Public and Commercial Services Union (PCS) is one of the unions affiliated to CND. Its General Secretary Mark Serwotka writes for CND.
The moral imperative to rid our country of weapons of mass destruction coexists with the ethical necessity of protecting our planet, growing a sustainable economy and spreading more equally the proceeds of that growth.
Sadly the debate around Trident is too often debased, and we are offered the through-the-looking-glass scenario that the ‘extremist’ is the leader who says he could never push the nuclear button. Against this background, it has been disappointing to see some in the unions dismissing out of hand the prospects for diversification.
There is an unarguable need for major investment in socially productive industries and infrastructure, not to mention the as yet uncertain hi-tech demands of a future economy. Workforces, and their unions, are best placed to identify how their skills and the technology they use can be adapted for more useful and ethical purposes.

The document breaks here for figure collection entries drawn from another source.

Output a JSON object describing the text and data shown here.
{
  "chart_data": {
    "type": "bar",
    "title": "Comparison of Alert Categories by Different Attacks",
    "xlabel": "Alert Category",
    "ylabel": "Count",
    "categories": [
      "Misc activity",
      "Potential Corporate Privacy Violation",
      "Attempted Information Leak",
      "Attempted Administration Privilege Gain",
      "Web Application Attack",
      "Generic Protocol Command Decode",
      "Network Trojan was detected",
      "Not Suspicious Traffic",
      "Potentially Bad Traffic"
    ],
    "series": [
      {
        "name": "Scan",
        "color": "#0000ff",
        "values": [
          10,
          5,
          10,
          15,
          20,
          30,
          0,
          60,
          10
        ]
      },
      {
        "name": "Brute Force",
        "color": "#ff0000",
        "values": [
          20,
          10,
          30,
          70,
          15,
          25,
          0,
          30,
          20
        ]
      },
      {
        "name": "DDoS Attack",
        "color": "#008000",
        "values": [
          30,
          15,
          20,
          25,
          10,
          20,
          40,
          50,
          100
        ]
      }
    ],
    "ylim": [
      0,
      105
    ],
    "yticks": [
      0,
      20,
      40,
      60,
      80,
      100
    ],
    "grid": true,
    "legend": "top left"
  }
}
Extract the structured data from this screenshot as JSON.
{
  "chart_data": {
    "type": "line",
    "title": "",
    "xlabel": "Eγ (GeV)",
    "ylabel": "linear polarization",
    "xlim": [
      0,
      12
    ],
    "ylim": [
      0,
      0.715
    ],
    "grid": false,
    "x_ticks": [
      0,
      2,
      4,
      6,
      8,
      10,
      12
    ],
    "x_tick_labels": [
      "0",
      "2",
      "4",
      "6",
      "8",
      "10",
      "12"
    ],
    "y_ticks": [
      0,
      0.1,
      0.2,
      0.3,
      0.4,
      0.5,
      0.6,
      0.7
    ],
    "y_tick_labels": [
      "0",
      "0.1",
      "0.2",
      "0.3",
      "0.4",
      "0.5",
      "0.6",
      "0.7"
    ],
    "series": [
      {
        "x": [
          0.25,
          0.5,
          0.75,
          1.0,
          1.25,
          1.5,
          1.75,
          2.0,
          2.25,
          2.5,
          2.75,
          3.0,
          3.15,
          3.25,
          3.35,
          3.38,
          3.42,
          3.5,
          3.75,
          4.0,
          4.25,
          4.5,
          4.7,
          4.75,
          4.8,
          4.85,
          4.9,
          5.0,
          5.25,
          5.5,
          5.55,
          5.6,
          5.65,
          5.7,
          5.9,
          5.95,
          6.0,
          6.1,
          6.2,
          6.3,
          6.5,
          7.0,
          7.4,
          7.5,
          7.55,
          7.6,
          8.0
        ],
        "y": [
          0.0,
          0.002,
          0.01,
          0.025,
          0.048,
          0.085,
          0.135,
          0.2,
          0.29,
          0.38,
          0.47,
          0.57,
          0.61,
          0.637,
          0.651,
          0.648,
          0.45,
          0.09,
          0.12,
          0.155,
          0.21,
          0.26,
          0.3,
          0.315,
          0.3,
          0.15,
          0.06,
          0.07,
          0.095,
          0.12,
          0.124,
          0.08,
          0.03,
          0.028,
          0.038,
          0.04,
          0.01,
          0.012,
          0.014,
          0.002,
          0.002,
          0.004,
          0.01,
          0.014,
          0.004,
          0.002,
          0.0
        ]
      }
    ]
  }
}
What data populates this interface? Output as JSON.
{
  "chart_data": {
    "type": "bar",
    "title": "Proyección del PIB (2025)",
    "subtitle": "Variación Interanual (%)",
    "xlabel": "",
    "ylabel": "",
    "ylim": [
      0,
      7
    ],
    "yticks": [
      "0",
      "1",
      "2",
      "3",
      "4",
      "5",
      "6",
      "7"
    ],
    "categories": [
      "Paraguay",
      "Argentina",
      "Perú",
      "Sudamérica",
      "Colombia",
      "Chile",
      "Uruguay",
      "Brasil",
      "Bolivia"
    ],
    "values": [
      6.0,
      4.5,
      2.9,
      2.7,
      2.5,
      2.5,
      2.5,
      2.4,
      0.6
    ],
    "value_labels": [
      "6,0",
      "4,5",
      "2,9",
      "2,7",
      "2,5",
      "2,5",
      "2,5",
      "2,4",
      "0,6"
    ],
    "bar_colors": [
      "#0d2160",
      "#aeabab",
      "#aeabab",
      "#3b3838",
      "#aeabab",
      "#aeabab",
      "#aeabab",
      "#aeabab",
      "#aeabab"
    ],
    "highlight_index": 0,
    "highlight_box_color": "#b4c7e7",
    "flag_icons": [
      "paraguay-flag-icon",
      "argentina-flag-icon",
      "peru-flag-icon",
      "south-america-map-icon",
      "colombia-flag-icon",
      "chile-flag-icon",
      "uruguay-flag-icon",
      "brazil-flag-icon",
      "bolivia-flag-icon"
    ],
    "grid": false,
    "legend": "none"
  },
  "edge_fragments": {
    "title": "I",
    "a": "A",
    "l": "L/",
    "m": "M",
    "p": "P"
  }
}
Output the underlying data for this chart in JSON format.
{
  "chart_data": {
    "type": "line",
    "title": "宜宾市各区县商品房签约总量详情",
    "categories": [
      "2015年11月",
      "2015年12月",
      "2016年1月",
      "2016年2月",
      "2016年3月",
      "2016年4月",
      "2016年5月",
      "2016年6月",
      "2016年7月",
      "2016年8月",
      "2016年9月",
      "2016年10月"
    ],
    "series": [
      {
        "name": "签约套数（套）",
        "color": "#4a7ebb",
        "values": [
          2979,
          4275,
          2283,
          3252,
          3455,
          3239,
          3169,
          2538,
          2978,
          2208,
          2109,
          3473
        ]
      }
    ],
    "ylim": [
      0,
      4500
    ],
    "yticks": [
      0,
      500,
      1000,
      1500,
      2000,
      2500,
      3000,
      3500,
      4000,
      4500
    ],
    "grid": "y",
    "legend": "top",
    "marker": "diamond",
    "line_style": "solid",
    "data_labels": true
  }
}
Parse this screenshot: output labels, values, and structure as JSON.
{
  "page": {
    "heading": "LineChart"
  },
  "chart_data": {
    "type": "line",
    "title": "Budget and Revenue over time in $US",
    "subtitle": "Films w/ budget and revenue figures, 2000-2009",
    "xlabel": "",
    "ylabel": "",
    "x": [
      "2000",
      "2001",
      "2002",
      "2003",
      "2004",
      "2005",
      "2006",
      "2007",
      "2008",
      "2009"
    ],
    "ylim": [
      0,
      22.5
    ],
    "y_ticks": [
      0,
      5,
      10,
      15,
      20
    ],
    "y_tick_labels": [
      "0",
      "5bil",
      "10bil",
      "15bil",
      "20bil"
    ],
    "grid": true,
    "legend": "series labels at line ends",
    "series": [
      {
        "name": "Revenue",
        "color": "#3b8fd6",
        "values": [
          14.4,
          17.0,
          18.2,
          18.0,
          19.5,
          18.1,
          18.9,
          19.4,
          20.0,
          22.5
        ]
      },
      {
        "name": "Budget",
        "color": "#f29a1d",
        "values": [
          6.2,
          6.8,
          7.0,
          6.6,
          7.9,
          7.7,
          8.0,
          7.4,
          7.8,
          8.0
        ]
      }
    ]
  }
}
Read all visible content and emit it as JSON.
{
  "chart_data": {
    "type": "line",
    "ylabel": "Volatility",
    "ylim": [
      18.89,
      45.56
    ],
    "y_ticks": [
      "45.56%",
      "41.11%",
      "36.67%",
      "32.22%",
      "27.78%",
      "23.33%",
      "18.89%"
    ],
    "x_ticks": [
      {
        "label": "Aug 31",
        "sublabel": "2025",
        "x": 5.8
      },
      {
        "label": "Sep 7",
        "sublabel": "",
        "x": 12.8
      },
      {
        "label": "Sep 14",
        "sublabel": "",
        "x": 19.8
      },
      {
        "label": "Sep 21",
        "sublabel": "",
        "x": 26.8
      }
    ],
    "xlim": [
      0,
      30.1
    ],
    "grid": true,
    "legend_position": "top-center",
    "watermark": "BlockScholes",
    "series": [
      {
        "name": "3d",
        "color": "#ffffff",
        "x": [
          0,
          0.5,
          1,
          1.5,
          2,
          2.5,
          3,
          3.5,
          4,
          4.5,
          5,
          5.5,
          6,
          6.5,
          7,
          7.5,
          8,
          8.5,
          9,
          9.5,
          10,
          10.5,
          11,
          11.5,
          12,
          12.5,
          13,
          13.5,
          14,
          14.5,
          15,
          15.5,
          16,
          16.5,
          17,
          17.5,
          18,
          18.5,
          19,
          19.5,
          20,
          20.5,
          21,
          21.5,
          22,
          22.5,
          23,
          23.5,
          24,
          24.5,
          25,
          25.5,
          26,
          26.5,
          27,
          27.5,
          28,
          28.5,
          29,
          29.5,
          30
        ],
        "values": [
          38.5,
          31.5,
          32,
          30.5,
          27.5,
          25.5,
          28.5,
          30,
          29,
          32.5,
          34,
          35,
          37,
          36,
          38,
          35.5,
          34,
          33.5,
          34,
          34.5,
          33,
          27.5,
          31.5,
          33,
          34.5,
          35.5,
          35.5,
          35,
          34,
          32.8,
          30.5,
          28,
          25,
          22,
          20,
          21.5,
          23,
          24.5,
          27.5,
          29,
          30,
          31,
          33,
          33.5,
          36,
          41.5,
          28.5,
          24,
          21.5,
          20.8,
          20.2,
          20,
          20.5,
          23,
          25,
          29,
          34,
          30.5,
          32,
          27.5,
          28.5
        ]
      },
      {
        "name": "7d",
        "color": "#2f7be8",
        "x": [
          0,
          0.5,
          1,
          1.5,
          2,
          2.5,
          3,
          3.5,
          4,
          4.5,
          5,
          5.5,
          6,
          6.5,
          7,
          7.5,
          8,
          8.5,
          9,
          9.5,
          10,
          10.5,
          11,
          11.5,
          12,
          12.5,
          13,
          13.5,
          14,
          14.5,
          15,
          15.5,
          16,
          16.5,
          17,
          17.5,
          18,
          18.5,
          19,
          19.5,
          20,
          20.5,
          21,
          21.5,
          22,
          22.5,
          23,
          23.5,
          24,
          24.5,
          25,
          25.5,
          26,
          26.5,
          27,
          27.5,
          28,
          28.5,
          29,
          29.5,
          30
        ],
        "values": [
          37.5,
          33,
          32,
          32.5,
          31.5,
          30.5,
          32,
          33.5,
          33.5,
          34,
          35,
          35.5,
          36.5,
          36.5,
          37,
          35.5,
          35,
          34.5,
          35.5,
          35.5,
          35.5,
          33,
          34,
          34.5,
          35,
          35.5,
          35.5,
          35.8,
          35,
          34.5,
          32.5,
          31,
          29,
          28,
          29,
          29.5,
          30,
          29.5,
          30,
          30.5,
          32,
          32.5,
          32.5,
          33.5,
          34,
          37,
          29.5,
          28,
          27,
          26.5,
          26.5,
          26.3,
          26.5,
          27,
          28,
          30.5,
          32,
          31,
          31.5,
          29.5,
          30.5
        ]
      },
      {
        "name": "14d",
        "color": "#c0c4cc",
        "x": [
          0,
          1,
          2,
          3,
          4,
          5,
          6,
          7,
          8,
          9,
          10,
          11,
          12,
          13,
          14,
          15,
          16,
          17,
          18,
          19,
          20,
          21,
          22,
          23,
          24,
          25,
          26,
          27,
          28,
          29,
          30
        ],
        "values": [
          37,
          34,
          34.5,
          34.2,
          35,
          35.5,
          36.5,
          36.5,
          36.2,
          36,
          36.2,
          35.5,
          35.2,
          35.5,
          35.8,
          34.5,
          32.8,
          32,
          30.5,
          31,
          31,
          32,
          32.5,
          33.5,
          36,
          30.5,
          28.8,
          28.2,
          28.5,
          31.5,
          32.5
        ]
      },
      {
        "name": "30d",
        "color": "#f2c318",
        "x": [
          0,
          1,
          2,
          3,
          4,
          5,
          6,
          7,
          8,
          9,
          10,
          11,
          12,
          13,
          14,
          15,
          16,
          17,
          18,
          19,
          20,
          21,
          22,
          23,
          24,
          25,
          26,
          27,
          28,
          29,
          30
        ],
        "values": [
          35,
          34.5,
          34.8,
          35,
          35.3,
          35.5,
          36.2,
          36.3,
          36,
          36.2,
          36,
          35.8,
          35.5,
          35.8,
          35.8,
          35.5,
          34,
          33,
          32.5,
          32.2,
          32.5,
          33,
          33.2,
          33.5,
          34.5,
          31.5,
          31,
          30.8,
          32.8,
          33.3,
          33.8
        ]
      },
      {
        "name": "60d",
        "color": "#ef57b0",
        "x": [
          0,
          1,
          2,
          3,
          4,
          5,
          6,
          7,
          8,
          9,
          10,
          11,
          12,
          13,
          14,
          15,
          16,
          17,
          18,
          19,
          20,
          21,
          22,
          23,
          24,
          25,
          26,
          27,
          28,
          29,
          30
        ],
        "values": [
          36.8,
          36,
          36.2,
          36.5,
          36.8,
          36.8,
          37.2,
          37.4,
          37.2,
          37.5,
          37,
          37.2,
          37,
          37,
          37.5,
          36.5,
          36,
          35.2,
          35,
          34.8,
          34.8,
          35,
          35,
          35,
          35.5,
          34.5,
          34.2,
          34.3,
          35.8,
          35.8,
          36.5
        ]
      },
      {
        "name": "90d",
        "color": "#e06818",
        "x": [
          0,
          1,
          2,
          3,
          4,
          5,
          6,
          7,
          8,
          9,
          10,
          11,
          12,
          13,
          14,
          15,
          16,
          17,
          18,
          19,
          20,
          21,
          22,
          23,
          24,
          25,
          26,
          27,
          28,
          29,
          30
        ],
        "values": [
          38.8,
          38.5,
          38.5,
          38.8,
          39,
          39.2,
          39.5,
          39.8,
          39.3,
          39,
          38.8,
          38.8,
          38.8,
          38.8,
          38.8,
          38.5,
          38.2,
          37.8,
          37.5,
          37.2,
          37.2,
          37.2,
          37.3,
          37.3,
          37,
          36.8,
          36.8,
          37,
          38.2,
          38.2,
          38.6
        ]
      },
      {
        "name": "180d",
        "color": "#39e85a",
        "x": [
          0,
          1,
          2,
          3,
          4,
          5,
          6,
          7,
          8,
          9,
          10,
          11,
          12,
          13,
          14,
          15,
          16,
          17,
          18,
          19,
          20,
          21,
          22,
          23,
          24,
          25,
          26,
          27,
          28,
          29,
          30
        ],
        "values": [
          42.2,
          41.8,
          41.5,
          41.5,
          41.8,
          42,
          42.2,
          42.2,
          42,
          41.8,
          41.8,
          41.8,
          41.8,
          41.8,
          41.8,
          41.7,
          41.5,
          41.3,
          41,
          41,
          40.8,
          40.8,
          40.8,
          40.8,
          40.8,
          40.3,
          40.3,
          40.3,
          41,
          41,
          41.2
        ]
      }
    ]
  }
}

Essential features of our economy are currently suffering: more than 1.2 million households languish on local authority housing waiting lists, while homebuilding consistently falls woefully short; we lag behind other countries on renewable energy; and the sick joke that is our privatised rail network makes British Rail seem a model of efficiency and popularity.
This is not just about money, it’s about a strategic government committing to development and improvement, harnessing the expertise of skilled workforces. Take renewables – the future will not just require us to generate more green energy, but also use it to power new technologies such as smart appliances in our homes, greener ways of heating and powering buildings, and cleaner forms of private and public transport.
Some areas of the country that rely heavily on Trident, such as Barrow in Cumbria and Devonport in the south west, also suffer from higher than average unemployment. It is essential that the transition from maintenance of nuclear weapons not only protects livelihoods and skills, but improves them. We must never repeat the deliberate de-industrialisation policies of the Tories in the 1980s and our union will never support any policy that leads to our members, or those of other unions, losing their jobs.
Decommissioning these weapons will take years. During the Labour leadership election campaign, Jeremy Corbyn pledged a government he led in 2020 would immediately start to plan with communities, workforces, unions and businesses to diversify work as part of a new industrial strategy, backed by a national investment bank to direct funding for manufacturing, infrastructure, science and engineering.
This kind of approach is crucial, but will be impossible if name-calling continues to drive our public debate. We need to be mature, thoughtful and collaborative – watchwords of the union movement – to create a safe, sustainable and peaceful future for the next generation and the ones to come.